Why You Need To Know Dating To Raise Funds

Not everyone who gets engaged has a wedding.

Investors spend most of their time trying to source deals. Like sales, these are placed into a pipeline that narrows considerably as it reaches the end stage.

In simplest terms, it looks like dating.

1: Pitch Deck

This is your dating profile. The goal is to look attractive enough as a company to warrant a first date.

2: Initial Meeting

Like a first date, everyone is on their best behavior, dressed well, and prepared to handle any red flags. The founder's goal is to present their company as a significant investment.

3: Meeting the Partners

This is the meeting of the parents stage.

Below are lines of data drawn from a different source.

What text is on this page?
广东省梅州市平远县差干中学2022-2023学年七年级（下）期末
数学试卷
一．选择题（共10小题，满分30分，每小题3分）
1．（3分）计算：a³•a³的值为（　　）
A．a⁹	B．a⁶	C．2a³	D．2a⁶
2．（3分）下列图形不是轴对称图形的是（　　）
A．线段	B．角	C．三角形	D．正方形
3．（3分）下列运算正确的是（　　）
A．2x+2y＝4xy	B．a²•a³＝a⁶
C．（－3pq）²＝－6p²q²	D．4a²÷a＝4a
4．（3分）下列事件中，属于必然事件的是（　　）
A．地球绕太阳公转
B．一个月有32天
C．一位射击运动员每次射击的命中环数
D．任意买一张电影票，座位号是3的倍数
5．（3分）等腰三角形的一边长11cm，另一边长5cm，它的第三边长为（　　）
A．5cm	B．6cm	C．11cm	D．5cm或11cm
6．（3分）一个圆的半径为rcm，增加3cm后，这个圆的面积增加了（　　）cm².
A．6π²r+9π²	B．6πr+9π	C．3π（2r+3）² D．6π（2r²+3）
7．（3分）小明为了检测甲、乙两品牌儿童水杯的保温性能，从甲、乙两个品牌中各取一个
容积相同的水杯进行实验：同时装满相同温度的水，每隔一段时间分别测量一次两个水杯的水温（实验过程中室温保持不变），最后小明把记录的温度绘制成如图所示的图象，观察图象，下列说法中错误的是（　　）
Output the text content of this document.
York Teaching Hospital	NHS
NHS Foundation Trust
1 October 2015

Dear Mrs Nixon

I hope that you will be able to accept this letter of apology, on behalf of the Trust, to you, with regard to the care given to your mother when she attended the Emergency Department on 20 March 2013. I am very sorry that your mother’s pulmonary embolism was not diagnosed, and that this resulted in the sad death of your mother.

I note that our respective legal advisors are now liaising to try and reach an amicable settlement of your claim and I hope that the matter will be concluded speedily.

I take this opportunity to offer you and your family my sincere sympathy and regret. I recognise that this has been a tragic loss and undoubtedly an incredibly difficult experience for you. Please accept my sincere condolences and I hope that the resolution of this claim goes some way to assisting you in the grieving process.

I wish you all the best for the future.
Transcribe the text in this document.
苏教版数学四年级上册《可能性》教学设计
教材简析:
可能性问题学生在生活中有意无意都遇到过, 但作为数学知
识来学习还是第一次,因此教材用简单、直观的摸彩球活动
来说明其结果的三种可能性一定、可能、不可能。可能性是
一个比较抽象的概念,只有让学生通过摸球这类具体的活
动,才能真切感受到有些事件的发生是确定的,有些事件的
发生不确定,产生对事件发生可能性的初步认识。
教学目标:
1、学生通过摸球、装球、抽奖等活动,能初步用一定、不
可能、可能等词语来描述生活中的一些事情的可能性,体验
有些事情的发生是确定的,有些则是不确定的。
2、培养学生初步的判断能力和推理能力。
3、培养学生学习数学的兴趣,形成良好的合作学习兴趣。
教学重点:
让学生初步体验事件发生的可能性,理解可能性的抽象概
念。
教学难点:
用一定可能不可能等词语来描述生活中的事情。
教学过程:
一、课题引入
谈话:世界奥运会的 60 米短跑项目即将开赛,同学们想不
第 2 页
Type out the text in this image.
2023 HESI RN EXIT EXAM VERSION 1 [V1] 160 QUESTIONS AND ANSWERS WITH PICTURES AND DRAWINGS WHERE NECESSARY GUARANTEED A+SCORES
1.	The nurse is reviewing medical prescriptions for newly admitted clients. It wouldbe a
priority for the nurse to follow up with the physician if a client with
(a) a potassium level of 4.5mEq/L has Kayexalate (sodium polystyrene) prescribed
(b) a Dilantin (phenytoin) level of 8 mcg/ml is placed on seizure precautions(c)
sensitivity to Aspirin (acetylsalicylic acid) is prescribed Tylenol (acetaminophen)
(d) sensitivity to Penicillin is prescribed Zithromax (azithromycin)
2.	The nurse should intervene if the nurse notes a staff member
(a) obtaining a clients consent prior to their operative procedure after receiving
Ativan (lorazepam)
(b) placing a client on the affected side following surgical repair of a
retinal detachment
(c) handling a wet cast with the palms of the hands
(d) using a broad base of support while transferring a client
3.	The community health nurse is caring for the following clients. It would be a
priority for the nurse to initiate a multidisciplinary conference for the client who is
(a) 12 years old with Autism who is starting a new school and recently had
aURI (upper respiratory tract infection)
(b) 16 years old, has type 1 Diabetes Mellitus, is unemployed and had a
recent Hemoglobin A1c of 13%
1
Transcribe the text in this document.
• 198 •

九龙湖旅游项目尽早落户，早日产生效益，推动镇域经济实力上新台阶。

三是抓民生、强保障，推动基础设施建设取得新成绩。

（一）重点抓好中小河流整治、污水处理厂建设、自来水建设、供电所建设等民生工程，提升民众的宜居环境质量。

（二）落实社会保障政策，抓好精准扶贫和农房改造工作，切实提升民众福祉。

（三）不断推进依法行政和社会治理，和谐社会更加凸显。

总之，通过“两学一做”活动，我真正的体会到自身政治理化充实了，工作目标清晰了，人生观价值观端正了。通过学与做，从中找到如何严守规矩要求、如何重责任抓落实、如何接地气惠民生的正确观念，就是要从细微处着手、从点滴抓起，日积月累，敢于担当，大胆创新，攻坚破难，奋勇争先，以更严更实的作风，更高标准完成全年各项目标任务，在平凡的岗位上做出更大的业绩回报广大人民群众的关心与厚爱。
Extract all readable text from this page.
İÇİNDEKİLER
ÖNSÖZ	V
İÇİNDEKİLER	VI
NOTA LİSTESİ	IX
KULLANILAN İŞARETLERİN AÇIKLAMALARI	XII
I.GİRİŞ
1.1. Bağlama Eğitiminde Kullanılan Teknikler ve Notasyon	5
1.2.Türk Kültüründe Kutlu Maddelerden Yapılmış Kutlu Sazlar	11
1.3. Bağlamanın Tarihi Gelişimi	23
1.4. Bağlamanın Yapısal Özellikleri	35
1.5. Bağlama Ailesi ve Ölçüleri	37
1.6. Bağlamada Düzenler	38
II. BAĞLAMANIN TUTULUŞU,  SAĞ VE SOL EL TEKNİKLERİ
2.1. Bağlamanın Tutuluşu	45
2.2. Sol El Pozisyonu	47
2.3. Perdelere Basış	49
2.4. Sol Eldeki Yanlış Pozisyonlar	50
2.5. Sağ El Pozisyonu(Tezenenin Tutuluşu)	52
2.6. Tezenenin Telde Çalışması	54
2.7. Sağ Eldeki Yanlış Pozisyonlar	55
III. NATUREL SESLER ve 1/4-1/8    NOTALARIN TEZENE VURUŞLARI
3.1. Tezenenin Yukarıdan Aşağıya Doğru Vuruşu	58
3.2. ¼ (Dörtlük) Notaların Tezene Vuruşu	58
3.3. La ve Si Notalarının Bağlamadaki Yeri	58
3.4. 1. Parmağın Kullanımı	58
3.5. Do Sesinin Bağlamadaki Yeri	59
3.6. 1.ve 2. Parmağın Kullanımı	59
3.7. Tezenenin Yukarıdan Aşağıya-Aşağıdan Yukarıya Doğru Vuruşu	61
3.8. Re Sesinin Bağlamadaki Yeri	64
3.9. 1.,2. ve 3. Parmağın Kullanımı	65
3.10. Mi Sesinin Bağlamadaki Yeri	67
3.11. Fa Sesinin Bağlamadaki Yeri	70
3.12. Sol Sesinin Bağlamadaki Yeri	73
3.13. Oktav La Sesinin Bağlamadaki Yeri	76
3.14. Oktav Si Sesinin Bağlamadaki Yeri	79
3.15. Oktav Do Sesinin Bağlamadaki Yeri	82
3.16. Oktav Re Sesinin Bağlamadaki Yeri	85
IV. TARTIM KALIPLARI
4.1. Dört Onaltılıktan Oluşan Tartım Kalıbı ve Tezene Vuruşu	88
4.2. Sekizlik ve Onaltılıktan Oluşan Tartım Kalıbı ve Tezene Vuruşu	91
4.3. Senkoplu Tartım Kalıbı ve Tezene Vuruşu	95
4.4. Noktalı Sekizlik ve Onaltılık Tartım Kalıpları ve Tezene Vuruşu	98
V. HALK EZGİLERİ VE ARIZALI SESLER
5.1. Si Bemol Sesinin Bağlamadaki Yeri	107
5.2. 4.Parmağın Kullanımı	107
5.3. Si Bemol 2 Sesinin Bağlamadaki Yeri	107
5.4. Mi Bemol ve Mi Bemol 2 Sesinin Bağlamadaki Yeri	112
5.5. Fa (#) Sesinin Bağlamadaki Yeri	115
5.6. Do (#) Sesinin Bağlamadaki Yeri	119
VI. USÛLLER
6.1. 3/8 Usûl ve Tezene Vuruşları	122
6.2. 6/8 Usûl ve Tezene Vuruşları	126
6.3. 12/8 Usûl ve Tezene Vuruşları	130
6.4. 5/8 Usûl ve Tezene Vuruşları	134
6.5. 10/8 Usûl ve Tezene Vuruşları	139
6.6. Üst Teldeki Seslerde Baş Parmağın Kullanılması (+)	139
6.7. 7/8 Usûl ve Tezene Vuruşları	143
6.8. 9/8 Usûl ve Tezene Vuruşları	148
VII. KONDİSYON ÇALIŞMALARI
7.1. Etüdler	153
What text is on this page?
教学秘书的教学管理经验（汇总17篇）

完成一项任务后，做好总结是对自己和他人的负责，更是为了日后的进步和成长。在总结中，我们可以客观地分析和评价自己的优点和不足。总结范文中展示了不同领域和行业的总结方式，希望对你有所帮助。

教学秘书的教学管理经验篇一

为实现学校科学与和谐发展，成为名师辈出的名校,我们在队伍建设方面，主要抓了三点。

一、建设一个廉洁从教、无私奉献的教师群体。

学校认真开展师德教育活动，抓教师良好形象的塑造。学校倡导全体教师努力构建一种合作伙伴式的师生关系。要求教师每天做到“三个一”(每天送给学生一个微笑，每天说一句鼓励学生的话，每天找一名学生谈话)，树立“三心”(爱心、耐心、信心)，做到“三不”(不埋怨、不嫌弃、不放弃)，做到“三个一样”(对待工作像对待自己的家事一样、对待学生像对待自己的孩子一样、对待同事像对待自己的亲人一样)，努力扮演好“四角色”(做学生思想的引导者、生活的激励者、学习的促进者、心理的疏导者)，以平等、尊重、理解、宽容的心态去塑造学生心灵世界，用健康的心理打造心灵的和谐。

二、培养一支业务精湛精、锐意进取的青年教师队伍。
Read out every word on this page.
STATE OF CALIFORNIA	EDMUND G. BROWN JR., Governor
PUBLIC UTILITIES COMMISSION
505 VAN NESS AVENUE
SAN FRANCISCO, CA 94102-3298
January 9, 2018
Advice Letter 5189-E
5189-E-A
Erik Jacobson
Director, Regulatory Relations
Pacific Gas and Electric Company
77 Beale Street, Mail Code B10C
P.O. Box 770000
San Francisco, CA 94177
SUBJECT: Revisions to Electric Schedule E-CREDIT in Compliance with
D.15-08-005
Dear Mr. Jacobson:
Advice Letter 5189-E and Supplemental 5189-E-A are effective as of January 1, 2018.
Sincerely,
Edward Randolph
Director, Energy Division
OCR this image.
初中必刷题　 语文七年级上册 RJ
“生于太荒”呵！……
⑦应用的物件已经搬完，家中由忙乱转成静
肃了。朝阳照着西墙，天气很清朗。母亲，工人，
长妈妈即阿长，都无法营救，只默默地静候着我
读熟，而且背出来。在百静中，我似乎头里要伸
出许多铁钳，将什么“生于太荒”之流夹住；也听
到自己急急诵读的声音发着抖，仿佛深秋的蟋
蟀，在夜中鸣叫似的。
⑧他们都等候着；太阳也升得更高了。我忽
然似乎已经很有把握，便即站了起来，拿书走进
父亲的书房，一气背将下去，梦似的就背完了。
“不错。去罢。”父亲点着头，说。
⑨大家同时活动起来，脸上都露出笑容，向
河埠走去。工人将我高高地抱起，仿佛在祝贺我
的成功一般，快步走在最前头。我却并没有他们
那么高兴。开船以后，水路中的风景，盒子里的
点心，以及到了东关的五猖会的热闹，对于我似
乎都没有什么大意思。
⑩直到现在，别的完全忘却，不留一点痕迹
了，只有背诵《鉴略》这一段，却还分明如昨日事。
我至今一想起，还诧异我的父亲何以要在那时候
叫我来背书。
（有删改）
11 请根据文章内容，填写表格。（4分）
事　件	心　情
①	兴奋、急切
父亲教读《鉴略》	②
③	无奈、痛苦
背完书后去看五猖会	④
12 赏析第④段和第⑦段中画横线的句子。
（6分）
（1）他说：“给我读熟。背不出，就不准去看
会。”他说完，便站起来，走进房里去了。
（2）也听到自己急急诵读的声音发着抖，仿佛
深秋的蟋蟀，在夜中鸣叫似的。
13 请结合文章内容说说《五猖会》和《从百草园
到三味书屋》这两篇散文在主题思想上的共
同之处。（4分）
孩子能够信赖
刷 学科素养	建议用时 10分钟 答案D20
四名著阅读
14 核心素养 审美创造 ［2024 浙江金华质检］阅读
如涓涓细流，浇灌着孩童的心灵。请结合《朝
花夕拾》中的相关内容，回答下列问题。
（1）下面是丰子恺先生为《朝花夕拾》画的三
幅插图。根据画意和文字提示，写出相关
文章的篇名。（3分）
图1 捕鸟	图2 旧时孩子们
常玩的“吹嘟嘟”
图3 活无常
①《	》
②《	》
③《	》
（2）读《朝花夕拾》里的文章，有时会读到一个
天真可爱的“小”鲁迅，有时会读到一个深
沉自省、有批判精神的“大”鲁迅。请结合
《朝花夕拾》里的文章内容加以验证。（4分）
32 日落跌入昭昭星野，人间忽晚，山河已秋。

While your contact at the firm may be conversing with you via email or phone, the partners will meet you for the first time. For founders, consider this like meeting an entire family with bored siblings. You must win them over to move forward.

4: Due Diligence

As a couple moves toward engagement, they often have the financial talk. This is where everything is uncovered. For couples, it may be a student loan, a repoed car from years ago, or a collection of credit cards. For startups, it is misspent funds, questionable people on the cap table, or a founder who could pose a problem in the future.

5: Offer

Once the investor is comfortable with all the potential problems uncovered, they present an offer. Think of it as an engagement. Like a couple proposing marriage, this, too, can be negotiated to some extent. The real question for both sides is whether they can live with the other party for a really long time.

6: Close

Not everyone who gets engaged has a wedding. The same is true for startups with offer sheets. Sometimes, the firm withdraws the offer, but more often, there is an issue that one party cannot live with. Just like spouses, only a small percentage of startups end up here.